En ce temps trépassa le gentil comte de Hainaut sept jours au mois de juin, l’an de grâce mil trois cent trente sept[3]. Si fut enseveli aux Cordeliers à Valenciennes ; et là fit-on son obsèque et chanta la messe l’évêque Guillaume de Cambray[4], et y eut grand’foison de ducs, de comtes, de barons, et de chevaliers : ce fut bien raison, car il étoit grandement aimé et renommé de tous.
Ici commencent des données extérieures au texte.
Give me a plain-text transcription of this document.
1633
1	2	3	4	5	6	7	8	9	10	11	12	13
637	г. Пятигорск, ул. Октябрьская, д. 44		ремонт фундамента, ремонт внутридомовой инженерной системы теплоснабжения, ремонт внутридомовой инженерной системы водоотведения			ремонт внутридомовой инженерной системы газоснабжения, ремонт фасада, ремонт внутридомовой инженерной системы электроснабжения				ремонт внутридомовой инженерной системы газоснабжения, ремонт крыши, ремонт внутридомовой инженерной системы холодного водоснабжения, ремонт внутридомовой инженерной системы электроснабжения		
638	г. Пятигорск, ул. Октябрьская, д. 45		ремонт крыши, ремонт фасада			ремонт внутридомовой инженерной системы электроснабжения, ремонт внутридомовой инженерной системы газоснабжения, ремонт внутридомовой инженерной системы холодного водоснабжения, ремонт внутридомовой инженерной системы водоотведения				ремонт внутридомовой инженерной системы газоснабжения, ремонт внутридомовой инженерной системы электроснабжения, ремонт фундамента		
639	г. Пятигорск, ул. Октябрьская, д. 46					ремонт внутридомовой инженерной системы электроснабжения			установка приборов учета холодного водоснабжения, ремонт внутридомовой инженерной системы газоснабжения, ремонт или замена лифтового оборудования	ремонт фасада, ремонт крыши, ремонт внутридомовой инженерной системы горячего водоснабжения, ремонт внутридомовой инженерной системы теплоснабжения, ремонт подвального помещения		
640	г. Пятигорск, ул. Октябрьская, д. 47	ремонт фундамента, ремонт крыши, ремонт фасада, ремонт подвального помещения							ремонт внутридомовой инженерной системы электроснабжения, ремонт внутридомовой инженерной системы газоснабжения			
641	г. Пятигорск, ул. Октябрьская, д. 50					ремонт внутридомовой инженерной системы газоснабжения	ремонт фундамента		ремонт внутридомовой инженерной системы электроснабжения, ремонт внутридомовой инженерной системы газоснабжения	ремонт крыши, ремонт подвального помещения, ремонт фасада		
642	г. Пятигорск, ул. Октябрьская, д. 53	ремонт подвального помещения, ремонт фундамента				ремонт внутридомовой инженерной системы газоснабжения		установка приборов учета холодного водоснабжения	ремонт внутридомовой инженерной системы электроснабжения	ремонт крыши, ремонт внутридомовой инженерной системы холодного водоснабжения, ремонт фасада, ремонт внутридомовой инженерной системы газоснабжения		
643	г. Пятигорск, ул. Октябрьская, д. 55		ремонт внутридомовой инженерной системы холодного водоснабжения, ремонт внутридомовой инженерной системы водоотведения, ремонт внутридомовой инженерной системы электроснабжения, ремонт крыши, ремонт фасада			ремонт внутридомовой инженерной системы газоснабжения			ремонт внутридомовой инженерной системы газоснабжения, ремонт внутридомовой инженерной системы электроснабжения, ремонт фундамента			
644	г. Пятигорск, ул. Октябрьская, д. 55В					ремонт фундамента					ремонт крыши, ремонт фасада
Après sa mort se trait à la comté de Hainaut, de Hollande et de Zélande, messire Guillaume son fils, qui eut à femme la fille au duc Jean de Brabant ; et fut cette dame, qui s’appeloit Jeanne, douée de la terre de Binch[5], qui est bien moult bel héritage et profitable ; et madame Jeanne de Valois sa mère s’en vint demeurer à Fontenelles[6] sur Escaut ; et elle usa le demeurant de sa vie, comme bonne dame et dévote, en la dite abbaye, et y fit moult de biens en l’honneur de Dieu.

  1. Il est nommé Zegher dans D’Oudegherst. Son surnom de Courtrésien ou Courtorisin (Curtrasensis) lui vient de ce qu’il éiait de Courtray. Il tenait aux meilleures familles du pays.
  2. Il fut exécuté à Bruges suivant Meyer, à Rupelmonde suivant quelques autres.
  3. Quelques manuscrits portent treize cent trente-huit. Cette leçon ne peut être admise : il est certain que Guillaume, comte de Hainaut, mourut le 7 juin 1337.
  4. Il s’appelait Guillaume d’Auxonne.
  5. Petite ville du Hainaut.
  6. Ancienne abbaye de filles de l’ordre de Citeaux située à peu près à une lieue de Valenciennes.